An echo of the literary universe recreated in his novels and a tribute to his readers. This is how Catalan writer Carlos Ruiz Zafón (1964-2020) conceived the book La ciudad de vapor (The City of Vapor) (Planeta), a collection of 11 stories, four of them unpublished, that recreate his native Barcelona, “the one he knew and the one he invented, fortunately for us, and invite us to revisit his work,” says Emili Rosales.

The Spanish editor states, in an interview with Excélsior, that the writer, who died on June 19 in Los Angeles, California (United States), where he had lived since 1994, decided to write “a kind of love letter” to his fans by bringing back some of his characters in different settings, “with the idea of reinforcing their faith in books and literature, and convincing them that culture remains central,” he says.

In the stories, “which intertwine with each other,” Ruiz Zafón recreates Barcelona in 1905, with its steam trains, fog, rain, and Gothic churches. “We see the Barcelona of the great bourgeois mansions, the narrow streets of a neighborhood under construction, the city as a kind of living being in the making, the port. We see characters capable of shedding their skin, of adopting another’s identity in order to survive.

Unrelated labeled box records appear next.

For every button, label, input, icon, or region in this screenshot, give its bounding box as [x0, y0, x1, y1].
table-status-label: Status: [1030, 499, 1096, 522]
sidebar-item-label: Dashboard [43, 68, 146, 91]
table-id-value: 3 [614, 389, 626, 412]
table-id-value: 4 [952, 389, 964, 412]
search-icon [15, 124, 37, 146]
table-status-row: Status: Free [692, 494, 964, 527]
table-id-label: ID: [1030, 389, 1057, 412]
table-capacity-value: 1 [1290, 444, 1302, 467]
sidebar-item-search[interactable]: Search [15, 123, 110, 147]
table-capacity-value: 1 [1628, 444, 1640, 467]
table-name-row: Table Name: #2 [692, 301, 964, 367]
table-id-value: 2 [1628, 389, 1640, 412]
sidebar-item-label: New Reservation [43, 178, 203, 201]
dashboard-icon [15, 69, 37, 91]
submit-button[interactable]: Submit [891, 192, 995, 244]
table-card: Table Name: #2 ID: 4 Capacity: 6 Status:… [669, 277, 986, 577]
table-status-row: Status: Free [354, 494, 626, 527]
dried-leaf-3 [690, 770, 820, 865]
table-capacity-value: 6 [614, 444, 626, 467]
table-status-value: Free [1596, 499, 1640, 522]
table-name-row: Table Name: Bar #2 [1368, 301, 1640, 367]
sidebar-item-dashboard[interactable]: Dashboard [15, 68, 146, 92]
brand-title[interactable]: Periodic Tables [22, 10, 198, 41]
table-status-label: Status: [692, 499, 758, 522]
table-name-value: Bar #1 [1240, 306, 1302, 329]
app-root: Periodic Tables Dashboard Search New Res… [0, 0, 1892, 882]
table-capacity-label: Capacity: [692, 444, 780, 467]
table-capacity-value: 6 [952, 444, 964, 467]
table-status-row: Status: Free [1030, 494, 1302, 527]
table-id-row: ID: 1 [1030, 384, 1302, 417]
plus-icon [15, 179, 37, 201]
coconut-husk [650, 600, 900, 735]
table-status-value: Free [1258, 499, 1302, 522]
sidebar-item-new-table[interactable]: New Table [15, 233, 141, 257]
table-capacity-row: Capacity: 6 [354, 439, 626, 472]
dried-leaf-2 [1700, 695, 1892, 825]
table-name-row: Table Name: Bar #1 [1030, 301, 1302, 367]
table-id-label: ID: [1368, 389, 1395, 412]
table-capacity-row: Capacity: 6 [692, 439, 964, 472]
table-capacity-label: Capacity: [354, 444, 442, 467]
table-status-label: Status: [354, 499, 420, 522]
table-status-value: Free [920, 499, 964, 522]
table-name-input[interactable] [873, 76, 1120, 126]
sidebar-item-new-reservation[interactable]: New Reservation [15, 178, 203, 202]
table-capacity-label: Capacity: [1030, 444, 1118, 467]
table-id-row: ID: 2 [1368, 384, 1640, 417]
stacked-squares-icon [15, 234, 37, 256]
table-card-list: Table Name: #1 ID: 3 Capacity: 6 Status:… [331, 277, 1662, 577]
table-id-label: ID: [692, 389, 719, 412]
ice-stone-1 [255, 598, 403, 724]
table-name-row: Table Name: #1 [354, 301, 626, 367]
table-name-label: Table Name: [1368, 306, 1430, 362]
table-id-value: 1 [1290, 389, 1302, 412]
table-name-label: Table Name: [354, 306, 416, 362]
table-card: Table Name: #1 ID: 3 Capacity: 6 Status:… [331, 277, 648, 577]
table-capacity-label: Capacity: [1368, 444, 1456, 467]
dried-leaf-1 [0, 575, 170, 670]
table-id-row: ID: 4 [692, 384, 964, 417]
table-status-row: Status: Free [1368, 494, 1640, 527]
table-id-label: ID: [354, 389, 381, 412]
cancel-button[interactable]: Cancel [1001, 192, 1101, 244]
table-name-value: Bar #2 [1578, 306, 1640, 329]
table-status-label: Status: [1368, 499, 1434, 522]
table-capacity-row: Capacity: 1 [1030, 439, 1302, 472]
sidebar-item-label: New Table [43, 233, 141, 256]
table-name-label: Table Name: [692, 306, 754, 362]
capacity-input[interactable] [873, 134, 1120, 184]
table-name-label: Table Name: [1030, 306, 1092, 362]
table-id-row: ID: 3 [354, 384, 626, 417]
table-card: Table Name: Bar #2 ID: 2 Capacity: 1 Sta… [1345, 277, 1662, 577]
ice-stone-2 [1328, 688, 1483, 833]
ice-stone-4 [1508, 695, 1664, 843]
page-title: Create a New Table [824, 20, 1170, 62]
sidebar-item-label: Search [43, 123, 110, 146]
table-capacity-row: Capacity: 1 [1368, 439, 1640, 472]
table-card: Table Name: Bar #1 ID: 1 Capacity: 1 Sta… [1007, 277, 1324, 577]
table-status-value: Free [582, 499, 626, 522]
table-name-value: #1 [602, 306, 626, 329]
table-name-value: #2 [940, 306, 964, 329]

It’s a book that tells us a lot about his conception of language, the city, and the art of storytelling,” he explains.

Praised by Stephen King and considered the most widely read Spanish novelist after Miguel de Cervantes, Ruiz Zafón sold more than 15 million copies of The Shadow of the Wind (2001), the first work in the aforementioned quartet, which also includes The Angel’s Game (2008), The Prisoner of Heaven (2011), and The Labyrinth of Spirits (2016).

The editor emphasizes that in The City of Vapor, medieval Gothic literature and Barcelona’s Gothic architecture intersect. “He was struck by how Gaudí turns his gaze to medieval imagery in the 20th century, the exuberant rather than the rational, which is why he turns him into a character; he identified with him for his commitment to the unexpected.”

The man who worked for several years with the author of the trilogy The Prince of Mist (1993), The Midnight Palace (1994) and The Lights of September (1995) points out that “he loved music, he was a great music lover, a composer, and he was also fascinated by architecture and photography.”